As the country observed earth hour, Delhiites got a rare chance to see some faint stars in the night sky theatre as light pollution dipped in the national capital marginally.
A special Great Indian Star Count was organised by Space Popularisation Association of Communicators and Educators (SPACE), an NGO, on the eve.
The programme was aimed to promote a sense of how much more we can see in the night skies at a time when the ambient light pollution around us gets distinctly reduced, Director, SPACE, CB Devgun told PTI.
This project will help us in reclaiming our dark skies and see once again the celestial wonders that are no longer visible in the night skies from the cities, he said.
Project Dark Skies is an effort to bring back the charm of unpolluted star filled skies back to the present generation and make people aware of the value of pristine dark skies in observing the celestial wonders and astronomy.
SPACE has been running the 'Great Indian Star Count' (GISC) for several years as part of Project Dark Skies.
GISC is a scientific survey to quantify light pollution by counting the number of stars that can be seen in the skies.
This year, from March 2nd-17th, SPACE ran workshops and conducted a public survey at India Gate, where many students and people participated to contribute to the Great Indian star count observations.

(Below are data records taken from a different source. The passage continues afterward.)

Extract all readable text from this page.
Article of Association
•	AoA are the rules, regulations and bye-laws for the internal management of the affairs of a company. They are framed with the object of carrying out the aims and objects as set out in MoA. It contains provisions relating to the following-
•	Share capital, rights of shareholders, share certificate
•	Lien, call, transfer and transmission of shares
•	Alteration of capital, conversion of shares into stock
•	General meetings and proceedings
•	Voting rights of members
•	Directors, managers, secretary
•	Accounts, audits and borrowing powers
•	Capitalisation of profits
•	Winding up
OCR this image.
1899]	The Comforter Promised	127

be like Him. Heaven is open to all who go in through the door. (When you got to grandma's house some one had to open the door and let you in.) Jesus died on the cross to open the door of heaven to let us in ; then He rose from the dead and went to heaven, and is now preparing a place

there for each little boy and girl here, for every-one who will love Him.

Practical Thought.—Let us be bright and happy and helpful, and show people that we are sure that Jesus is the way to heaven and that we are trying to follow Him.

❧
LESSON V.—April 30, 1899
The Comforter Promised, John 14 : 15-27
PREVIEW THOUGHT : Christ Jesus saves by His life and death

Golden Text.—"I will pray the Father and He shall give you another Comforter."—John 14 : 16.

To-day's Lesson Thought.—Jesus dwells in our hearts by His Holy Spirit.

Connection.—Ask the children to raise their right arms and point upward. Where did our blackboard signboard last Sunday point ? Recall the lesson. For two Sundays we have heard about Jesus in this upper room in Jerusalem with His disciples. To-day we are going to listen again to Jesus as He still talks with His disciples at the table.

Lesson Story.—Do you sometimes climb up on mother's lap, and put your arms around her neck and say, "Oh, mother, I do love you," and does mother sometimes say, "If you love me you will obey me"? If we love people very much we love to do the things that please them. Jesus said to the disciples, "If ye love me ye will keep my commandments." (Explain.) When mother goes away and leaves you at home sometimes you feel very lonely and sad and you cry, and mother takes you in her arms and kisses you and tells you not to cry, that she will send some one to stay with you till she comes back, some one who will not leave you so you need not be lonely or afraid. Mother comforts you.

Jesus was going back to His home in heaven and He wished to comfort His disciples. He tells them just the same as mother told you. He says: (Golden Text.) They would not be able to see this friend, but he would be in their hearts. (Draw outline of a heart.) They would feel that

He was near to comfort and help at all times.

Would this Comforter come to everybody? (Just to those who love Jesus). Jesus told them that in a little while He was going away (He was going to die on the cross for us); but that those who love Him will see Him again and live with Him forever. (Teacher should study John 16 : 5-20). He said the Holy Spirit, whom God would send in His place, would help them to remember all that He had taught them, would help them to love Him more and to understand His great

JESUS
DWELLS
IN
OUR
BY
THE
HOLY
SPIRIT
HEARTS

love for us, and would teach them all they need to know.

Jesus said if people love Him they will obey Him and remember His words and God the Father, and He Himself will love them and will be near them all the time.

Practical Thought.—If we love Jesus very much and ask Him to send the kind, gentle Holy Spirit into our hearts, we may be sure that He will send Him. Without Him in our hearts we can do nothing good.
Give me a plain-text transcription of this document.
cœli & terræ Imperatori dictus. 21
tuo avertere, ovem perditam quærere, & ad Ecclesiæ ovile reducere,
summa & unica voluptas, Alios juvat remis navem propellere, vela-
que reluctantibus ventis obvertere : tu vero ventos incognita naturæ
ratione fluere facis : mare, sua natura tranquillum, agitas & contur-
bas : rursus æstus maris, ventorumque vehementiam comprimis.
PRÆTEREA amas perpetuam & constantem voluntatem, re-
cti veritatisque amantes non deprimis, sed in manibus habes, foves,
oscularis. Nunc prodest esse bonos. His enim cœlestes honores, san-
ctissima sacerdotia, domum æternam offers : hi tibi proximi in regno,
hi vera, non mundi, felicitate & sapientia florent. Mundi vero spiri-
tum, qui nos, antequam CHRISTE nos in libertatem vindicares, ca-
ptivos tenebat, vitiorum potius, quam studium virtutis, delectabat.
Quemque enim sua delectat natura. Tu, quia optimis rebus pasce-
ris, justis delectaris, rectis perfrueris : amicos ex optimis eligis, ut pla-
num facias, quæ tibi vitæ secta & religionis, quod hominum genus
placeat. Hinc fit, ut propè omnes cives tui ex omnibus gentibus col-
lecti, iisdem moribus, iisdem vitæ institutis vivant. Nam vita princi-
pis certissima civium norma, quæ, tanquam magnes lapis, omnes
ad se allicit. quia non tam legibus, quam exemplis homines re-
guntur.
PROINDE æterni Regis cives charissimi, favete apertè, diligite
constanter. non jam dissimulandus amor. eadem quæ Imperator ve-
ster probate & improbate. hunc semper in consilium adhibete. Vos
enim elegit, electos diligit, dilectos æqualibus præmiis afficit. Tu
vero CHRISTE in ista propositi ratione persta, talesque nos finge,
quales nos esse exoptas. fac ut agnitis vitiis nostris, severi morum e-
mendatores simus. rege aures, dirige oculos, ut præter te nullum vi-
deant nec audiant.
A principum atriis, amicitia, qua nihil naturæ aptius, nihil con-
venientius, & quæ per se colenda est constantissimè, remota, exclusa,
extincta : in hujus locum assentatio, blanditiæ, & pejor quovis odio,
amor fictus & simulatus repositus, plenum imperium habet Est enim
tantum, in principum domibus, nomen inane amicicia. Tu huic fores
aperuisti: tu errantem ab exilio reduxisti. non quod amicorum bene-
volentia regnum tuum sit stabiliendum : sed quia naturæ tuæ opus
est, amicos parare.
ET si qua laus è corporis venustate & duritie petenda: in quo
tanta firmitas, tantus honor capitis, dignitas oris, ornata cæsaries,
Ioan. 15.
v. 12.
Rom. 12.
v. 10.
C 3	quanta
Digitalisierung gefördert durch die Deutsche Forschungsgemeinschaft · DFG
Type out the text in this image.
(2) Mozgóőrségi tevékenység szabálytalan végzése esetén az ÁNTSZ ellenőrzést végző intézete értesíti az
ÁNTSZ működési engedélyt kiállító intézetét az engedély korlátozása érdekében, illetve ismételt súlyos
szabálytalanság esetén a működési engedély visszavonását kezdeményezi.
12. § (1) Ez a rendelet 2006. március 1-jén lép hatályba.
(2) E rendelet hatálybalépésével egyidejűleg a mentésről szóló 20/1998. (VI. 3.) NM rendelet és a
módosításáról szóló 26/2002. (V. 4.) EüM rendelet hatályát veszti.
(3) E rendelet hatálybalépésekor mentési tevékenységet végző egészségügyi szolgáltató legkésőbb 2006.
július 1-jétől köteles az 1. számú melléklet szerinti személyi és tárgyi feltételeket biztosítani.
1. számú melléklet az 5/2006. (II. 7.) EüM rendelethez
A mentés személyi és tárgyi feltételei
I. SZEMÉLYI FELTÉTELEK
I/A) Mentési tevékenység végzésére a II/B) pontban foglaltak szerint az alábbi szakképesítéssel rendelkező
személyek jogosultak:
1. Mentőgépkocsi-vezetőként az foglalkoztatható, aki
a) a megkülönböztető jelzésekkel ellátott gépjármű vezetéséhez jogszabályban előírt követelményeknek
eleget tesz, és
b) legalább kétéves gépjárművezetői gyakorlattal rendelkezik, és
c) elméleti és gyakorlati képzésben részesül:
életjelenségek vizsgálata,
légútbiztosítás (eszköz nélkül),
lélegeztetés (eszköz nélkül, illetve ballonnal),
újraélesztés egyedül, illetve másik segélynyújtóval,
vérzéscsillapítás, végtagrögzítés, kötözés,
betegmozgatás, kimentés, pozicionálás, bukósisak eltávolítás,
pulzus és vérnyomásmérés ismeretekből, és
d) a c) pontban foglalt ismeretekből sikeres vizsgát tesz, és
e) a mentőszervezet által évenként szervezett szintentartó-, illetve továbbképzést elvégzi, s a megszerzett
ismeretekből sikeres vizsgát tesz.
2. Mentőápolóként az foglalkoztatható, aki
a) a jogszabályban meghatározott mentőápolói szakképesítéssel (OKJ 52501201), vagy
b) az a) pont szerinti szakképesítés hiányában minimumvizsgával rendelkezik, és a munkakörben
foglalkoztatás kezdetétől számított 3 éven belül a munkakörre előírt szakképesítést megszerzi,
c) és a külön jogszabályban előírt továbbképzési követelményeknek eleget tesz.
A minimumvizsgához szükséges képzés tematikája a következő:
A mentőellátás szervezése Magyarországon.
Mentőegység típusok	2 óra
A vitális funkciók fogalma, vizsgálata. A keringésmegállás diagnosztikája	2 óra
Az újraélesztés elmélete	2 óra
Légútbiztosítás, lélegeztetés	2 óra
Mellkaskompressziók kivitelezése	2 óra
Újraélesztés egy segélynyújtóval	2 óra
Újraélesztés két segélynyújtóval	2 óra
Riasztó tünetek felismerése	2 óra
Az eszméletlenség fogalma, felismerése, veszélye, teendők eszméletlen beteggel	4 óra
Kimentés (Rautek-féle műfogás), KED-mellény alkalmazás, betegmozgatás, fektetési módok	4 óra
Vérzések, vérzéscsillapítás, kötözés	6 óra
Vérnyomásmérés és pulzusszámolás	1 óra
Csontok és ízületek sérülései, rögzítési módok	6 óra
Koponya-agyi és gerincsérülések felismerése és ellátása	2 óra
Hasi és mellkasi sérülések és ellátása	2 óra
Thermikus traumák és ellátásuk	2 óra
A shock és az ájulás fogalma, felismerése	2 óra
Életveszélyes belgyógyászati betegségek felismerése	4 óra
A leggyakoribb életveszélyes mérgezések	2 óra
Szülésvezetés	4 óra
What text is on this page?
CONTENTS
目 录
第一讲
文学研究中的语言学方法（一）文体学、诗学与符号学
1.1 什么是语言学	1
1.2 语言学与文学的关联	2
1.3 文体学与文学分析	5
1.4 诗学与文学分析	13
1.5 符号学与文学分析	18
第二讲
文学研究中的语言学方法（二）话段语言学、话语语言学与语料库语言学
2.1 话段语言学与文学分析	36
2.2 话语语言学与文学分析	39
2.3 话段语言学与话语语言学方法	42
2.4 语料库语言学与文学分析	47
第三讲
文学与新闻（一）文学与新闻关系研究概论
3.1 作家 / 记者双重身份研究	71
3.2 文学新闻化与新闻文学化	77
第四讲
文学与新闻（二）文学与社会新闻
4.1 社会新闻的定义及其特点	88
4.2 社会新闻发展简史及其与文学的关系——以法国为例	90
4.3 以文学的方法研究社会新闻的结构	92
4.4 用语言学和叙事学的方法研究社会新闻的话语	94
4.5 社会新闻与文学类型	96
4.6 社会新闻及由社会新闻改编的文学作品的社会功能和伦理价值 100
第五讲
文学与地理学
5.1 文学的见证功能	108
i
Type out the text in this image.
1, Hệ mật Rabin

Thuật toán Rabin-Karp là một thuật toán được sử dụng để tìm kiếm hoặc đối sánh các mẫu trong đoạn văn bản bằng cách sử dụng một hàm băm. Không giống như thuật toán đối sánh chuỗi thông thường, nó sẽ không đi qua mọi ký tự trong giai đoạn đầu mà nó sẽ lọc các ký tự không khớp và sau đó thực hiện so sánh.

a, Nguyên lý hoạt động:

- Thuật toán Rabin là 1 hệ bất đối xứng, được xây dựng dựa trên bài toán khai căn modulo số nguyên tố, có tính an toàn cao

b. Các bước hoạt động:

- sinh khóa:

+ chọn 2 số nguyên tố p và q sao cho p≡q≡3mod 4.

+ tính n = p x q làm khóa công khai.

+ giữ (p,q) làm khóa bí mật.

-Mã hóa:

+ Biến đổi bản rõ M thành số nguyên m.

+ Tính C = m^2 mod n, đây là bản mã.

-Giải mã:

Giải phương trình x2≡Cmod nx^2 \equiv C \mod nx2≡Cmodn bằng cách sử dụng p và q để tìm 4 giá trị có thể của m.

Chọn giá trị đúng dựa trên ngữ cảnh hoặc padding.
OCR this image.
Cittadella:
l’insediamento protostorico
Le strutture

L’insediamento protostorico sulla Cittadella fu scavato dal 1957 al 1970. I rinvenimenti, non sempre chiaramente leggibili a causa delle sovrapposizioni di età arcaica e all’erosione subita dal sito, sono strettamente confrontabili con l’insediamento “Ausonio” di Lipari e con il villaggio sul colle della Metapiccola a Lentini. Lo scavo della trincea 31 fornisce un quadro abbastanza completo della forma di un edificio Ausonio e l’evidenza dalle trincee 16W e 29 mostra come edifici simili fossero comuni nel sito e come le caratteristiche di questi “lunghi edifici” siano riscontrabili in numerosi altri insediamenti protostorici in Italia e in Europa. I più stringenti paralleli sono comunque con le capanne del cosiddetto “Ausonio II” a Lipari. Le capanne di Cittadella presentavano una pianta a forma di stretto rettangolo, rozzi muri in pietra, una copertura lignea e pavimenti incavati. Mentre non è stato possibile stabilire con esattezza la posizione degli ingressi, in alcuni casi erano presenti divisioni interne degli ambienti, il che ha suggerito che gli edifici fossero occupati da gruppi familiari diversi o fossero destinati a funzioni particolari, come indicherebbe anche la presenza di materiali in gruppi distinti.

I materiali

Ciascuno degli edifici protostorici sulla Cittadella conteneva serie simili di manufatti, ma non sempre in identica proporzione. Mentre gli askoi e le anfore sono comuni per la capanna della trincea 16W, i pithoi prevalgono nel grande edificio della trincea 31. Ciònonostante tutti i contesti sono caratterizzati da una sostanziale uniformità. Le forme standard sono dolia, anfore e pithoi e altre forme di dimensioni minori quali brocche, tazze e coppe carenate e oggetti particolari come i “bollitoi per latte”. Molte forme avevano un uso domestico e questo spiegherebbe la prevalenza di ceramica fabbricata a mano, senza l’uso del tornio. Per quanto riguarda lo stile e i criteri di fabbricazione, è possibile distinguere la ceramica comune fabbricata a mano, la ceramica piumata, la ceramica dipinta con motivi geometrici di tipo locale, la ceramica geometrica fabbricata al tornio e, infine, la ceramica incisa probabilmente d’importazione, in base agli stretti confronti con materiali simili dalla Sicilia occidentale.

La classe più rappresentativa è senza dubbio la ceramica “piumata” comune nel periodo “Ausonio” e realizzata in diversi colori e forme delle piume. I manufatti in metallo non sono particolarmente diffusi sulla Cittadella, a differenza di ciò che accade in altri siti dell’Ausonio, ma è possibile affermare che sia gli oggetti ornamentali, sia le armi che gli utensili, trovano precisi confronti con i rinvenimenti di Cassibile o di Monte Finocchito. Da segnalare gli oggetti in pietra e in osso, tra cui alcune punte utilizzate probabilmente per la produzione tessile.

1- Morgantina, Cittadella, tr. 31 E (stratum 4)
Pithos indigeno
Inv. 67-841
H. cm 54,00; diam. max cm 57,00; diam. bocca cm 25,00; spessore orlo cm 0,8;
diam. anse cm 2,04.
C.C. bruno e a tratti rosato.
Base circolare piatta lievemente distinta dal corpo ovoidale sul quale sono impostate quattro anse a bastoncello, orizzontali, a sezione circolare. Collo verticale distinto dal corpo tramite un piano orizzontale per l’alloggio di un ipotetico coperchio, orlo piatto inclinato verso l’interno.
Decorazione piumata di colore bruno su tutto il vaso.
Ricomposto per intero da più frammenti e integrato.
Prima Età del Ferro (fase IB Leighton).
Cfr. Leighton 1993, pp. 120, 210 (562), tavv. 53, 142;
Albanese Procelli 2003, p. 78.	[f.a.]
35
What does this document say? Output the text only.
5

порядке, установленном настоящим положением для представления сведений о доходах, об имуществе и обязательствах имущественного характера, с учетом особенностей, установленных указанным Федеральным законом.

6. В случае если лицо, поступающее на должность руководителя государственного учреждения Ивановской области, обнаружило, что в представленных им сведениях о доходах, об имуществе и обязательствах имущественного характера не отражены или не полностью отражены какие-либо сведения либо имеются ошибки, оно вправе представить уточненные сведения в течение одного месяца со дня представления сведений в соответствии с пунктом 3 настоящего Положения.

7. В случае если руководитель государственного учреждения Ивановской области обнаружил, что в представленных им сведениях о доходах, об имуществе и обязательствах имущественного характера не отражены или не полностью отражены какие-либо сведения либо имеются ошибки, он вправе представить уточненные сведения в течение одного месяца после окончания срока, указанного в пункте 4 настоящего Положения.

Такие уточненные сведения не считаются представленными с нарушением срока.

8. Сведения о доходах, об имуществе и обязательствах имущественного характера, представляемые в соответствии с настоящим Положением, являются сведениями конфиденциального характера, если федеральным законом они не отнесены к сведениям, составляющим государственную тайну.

The preliminary conclusions from collected data showed that there was a slight change in the light pollution levels in Delhi and faint stars were seen in some pockets of the capital.
The earth hour was observed yesterday for an hour between 8:30 pm to 9:30 pm when millions of Delhiites switched off lights in their houses for an hour, joining the world to call for a binding pact to cut greenhouse gas emissions.